According to The Wall Street Journal, in "Apple Sees New Money in Old Media" Apple is close to a deal with several newspapers to deliver their content to readers via their internet device.  They also are negotiating rights to deliver movies and television (small format) entertainment.  Simultaneously, Amazon keeps marching forward as MediaPost.com reports in "Take That Apple: Kindle Introduces Apps."  We see that there are a LOT of potential different versions of the short-tail animal.  Tablets, phones, netbooks, etc.  Which will be the biggest winners?  Not clear.  But what is clear is that the old long-tail competitors (newspapers, print magazines, network television, traditional PCs) are not going to flourish as they once did.  The market has permanently shifted.  Those competitors are in the back end of their lifecycle.

Simultaneously, this market shift causes ripple effects through the environment.  The market shift affects ALL players – not just the one most visibly being attacked.  So, as SiliconBeat.com reports in "Looks Like Netflix is Dead, Again" this change suddenly imperils Netflix which has mostly counted on postal delivery rather than digital.  And it provides a boost to short-tail players like Hulu and YouTube which could see much larger revenue given their digital-based delivery models.

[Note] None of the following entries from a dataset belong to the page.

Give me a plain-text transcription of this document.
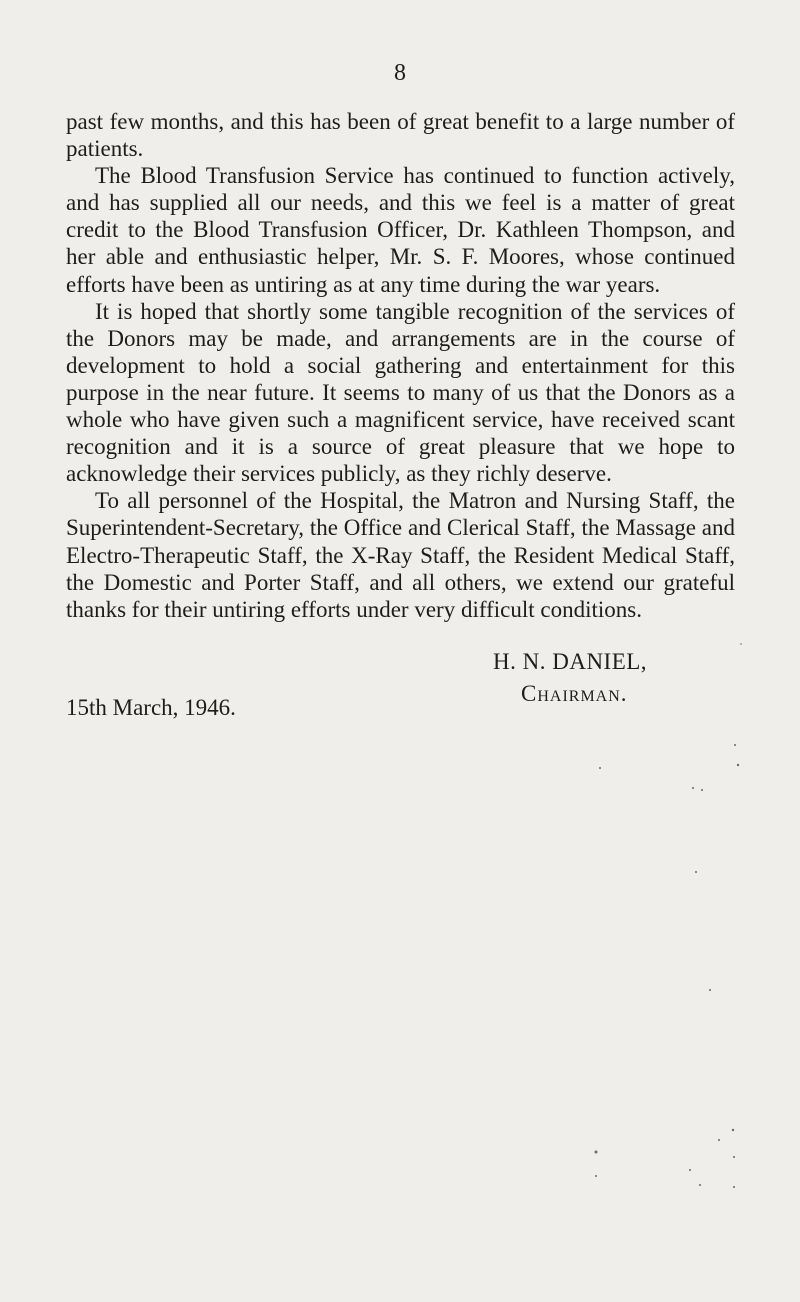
8

past few months, and this has been of great benefit to a large number of patients.

The Blood Transfusion Service has continued to function actively, and has supplied all our needs, and this we feel is a matter of great credit to the Blood Transfusion Officer, Dr. Kathleen Thompson, and her able and enthusiastic helper, Mr. S. F. Moores, whose continued efforts have been as untiring as at any time during the war years.

It is hoped that shortly some tangible recognition of the services of the Donors may be made, and arrangements are in the course of development to hold a social gathering and entertainment for this purpose in the near future. It seems to many of us that the Donors as a whole who have given such a magnificent service, have received scant recognition and it is a source of great pleasure that we hope to acknowledge their services publicly, as they richly deserve.

To all personnel of the Hospital, the Matron and Nursing Staff, the Superintendent-Secretary, the Office and Clerical Staff, the Massage and Electro-Therapeutic Staff, the X-Ray Staff, the Resident Medical Staff, the Domestic and Porter Staff, and all others, we extend our grateful thanks for their untiring efforts under very difficult conditions.

H. N. DANIEL,
Chairman.
15th March, 1946.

And this affects you.  What do you print, or say, that could be better handled on a mobile device?  Could you deliver user instructions via an iPhone or Kindle app?  If so, why aren't you doing it?  Are you still working on traditional web pages, with embedded text in graphics that can't be seen by a mobile phone, when most people are likely to find you first on their mobile device?  Are you busy working on your web site, while ignoring having a Linked-in or Facebook account?  Are you advertising on television, or in newspapers, and ignoring Facebook ads – or YouTube links?  Do you have a YouTube channel with short clips to instruct users on your product, or how to install an upgrade, or even why to buy?  Are you still competing with a long tail, while the pack is rapidly killing off the long-tail species?

Market shifts are happening fast today.  If you don't react, you just may find yourself deep into the pack with declining results.  Or you can shift with the market to keep your business competitive.